Длань фортуны явно отвернулась от Гимпи. Не прошло и месяца после того, как он вернулся в логово банды — теперь уже закаленным в боях ветераном после стычки с костром, — как сотрудники «Общества» остановили повозку разносчика, с которой он выкрикивал картофель своим тонким, пронзительным голосом, в котором почему-то звучала нотка боли, бывшей главной темой его жизни. Они сделали Гимпи пленником вместе со всем его скарбом — хромотой, палкой и прочим. Последовавшие расспросы о его возрасте и домашних условиях, пока Гимпи переживал невероятный опыт мытья и регулярного трехразового кормления, привели в движение цепь событий, которая теперь мчала его к Кони-Айленду посреди зимы, в то время как мчавшийся к морю поезд укутывал землю снежной бурей в белые одежды далеко вокруг. Он задыхался, мысленно перебирая стремительные события недели: визит доктора из Си-Бриза, который разглядывал его лодыжку так, будто рассчитывал обнаружить в ней спрятанную добычу от последнего налета. Во время осмотра Гимпи не сводил с него глаз. Из него не вырвалось ни слова, ни крика, даже когда было больнее всего, но его яркие,дтиво украдкой бегающие глаза не покидали доктора и не упускали ни одного его движения. «Прямо как хорек, пойманный в капкан», — сказал доктор, отзываясь о своем подопечном впоследствии.
Но когда всё было кончено, он похлопал Гимпи по плечу и сказал, что всё в порядке. Он был уверен, что сможет помочь.
«Завтра к двенадцати будь у подземки», — было его напутствием, и Гимпи лег спать, воображая, будто три человека в касках волокут его вниз по каменным ступеням, чтобы скормить чудищу, изрыгающему огонь и дым у подножия лестницы.
Теперь его исполненное удивления путешествие было прервано жизнерадостным голосом сбоку: «Ну что, малыш, доводилось такое видеть?» — и доктор указал на серую линию океана прямо по курсу. Гимпи этого не видел, но прекрасно знал, что это такое.
«Это река, — сказал он, — которую я пересекаю, когда отправляюсь в Италию».
«Верно!» — и его спутник протянул руку помощи, когда поезд остановился в конце пути. «Ну-ка, посмотрим, как нам тут передвигаться».
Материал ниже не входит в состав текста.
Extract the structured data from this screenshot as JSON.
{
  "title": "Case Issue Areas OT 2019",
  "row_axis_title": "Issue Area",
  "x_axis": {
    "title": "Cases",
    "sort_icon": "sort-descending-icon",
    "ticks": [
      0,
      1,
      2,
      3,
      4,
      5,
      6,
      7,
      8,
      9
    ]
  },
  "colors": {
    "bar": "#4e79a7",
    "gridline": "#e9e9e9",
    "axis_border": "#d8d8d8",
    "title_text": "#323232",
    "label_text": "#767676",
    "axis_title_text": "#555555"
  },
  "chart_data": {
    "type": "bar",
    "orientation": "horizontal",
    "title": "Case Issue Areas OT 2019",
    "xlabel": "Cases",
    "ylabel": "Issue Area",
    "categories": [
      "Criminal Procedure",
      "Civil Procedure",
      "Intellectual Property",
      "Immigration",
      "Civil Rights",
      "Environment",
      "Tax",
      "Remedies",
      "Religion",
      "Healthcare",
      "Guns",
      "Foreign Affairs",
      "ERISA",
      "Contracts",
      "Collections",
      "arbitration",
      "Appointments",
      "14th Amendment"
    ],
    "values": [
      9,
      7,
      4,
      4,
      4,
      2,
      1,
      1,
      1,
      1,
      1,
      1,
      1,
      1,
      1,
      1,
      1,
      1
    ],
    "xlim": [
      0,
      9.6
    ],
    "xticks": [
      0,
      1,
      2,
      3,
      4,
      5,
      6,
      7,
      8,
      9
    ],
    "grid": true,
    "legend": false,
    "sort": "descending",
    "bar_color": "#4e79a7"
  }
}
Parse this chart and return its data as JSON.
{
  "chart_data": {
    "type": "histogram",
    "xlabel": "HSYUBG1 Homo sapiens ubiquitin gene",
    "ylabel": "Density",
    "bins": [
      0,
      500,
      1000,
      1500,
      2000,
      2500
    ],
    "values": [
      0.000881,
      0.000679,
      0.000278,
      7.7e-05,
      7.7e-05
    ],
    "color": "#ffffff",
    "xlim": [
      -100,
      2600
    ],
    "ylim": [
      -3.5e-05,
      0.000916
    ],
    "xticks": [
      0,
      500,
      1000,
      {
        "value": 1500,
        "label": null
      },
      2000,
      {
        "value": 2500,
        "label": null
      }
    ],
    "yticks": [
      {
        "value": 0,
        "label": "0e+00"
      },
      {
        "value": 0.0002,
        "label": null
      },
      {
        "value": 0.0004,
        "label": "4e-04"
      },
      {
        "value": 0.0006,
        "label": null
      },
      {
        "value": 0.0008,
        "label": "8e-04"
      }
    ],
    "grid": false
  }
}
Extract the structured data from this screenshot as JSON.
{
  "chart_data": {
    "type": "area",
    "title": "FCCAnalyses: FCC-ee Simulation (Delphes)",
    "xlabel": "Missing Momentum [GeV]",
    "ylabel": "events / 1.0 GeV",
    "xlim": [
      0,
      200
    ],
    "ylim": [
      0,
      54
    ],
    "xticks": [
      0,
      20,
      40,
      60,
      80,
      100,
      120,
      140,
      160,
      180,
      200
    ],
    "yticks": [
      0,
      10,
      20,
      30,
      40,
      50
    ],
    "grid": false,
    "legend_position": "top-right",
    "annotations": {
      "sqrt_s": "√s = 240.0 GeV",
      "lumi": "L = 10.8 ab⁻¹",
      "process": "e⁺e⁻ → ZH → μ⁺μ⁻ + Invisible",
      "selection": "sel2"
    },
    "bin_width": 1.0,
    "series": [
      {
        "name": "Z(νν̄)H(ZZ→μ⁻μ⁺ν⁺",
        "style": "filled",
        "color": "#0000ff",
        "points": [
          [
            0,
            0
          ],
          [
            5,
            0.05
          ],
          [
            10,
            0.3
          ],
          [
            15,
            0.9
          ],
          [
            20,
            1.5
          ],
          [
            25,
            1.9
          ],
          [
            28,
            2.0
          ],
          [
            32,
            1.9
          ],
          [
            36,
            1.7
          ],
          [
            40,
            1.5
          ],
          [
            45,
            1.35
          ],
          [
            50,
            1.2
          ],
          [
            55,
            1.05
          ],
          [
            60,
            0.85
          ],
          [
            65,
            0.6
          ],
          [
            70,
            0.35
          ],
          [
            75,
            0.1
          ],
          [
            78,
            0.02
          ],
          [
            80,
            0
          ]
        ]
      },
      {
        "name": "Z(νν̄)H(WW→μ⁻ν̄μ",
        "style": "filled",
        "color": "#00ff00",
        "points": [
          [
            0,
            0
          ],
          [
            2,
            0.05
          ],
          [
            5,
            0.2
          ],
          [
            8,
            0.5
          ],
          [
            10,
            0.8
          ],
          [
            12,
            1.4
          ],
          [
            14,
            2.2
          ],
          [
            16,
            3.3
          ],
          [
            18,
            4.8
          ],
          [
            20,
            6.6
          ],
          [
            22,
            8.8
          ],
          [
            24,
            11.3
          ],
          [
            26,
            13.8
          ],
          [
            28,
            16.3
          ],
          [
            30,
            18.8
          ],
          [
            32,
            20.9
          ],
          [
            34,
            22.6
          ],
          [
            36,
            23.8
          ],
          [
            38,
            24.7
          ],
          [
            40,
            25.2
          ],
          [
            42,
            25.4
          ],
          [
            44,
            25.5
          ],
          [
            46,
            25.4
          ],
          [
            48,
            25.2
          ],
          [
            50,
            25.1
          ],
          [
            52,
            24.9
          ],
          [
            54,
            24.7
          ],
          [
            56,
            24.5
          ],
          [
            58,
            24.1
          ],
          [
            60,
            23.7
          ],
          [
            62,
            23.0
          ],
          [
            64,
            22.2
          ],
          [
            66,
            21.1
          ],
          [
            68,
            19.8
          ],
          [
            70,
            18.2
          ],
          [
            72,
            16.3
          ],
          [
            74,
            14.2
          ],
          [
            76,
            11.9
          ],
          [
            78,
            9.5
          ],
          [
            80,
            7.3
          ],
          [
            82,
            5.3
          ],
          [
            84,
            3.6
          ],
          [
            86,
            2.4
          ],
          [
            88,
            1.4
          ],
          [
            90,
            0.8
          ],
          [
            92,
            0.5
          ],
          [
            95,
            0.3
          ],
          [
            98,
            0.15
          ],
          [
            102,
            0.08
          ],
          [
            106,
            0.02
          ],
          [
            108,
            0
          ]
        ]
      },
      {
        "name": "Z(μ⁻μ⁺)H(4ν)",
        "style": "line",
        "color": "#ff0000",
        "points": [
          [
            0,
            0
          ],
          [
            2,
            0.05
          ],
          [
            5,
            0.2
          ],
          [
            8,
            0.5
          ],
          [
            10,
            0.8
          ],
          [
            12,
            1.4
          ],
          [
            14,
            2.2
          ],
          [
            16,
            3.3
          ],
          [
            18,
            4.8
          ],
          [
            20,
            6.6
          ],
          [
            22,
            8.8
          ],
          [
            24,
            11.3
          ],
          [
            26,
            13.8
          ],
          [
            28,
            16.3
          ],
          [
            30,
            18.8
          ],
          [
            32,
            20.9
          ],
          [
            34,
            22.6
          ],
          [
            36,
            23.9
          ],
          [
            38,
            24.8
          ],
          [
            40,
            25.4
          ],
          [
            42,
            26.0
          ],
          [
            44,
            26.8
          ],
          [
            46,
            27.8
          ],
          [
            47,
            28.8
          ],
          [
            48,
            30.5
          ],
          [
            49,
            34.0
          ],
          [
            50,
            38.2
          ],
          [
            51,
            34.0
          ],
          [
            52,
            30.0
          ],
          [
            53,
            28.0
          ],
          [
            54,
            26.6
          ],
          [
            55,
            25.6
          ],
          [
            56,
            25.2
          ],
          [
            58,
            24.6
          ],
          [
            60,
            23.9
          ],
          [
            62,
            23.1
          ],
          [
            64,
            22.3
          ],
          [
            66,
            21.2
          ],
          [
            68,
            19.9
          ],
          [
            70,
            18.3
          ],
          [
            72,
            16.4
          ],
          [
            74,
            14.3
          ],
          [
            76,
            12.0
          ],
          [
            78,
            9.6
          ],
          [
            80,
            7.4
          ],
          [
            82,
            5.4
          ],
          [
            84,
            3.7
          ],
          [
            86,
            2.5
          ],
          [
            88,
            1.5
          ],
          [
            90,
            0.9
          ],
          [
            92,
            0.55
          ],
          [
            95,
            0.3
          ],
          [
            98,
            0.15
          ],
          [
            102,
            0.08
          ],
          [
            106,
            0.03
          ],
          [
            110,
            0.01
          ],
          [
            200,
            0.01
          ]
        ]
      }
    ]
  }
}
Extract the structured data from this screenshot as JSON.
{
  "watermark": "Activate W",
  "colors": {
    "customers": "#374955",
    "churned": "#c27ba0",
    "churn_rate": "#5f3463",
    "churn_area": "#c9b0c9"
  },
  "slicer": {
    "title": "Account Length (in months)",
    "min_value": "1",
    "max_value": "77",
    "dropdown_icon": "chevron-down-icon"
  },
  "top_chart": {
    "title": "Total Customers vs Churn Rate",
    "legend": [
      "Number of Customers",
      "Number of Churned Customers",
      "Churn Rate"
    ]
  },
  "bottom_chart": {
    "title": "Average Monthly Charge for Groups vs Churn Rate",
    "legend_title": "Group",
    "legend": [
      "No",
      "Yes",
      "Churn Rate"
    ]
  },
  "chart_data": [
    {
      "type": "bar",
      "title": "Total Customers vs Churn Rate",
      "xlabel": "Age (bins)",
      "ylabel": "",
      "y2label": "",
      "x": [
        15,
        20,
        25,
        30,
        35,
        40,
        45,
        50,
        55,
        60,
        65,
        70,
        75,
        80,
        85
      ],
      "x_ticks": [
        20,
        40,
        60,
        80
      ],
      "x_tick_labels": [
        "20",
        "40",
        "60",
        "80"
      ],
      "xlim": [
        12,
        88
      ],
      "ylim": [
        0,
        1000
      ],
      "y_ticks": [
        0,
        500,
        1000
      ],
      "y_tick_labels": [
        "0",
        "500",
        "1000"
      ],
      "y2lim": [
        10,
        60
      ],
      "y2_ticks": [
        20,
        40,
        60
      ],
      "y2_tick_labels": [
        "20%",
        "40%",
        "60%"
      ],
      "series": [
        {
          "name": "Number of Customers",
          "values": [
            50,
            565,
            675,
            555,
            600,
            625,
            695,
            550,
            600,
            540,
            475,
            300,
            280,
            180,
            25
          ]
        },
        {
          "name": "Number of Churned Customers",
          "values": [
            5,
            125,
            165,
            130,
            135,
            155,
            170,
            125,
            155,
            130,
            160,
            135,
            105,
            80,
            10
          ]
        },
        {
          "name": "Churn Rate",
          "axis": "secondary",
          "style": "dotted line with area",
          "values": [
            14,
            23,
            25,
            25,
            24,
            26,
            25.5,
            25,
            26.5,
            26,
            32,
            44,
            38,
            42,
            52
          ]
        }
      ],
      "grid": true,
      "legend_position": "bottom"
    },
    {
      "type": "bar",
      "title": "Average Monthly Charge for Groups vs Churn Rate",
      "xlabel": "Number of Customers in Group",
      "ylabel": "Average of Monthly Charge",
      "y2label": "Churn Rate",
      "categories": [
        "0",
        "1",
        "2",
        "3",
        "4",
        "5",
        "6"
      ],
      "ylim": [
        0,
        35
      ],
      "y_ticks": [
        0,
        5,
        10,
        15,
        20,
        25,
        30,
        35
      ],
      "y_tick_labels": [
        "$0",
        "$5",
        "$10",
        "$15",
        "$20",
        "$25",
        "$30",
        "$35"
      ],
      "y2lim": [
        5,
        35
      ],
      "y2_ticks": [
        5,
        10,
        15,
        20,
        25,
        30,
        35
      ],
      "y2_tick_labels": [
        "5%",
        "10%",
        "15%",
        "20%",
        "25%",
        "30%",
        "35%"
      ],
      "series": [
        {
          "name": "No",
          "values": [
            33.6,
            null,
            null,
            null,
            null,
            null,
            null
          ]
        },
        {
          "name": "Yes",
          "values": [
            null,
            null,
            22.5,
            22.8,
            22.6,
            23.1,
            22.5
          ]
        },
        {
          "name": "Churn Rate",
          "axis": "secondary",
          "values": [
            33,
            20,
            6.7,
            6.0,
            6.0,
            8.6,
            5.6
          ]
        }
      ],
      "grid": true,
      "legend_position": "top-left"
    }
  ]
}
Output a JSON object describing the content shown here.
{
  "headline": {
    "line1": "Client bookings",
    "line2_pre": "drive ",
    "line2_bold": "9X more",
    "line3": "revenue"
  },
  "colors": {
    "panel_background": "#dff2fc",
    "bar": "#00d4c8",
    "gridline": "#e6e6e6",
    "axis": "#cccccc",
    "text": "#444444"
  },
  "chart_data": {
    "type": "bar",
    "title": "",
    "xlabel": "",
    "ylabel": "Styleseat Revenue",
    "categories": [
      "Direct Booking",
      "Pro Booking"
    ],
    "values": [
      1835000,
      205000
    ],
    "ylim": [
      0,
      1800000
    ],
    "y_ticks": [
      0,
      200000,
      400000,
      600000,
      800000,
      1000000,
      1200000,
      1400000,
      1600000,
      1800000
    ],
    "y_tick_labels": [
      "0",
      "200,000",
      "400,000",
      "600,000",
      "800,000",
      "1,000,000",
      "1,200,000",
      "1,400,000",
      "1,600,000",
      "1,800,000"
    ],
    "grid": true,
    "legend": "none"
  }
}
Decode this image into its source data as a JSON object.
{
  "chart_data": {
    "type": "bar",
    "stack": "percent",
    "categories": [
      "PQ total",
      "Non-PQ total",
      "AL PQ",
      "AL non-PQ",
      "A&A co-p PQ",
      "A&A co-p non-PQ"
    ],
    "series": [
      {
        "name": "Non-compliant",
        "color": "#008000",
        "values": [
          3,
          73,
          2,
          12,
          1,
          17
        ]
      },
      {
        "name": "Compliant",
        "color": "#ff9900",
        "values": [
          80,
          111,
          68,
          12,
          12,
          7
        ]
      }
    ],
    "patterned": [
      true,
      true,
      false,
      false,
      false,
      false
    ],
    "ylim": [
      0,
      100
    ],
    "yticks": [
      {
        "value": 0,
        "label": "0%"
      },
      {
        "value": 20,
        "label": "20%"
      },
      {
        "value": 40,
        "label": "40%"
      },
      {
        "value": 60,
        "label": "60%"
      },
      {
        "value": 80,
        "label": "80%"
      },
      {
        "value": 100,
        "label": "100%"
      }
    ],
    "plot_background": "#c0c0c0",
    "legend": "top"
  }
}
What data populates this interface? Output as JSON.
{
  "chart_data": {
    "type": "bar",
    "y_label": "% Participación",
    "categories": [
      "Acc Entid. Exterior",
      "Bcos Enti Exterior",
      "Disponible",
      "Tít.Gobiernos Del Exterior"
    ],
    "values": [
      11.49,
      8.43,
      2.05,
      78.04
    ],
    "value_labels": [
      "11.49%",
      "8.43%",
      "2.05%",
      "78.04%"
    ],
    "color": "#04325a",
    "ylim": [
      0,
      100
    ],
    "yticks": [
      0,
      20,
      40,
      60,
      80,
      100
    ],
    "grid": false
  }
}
И, поистине, посмотреть было на что. Прямо от подножия поезда лежал глубокий снег — бескрайняя пустошь, скрывшая из виду улицу и тротуар, преградившая запертые и забаррикадированные ворота Страны Мечты, сияющего воспоминания о лете, и остановившая мириады деревянных лошадок аттракционов, погрузившихся в долгий зимний сон. Ни единого ржания не доносилось на резком соленом ветру. Лишь резкий голос плотницкой пилы и тук-тук-тук его молотка свидетельствовали о том, что в этой белой пустыне теплится жизнь. Доктор с унынием посмотрел на скобы и высокий ботинок Гимпи и покачал головой.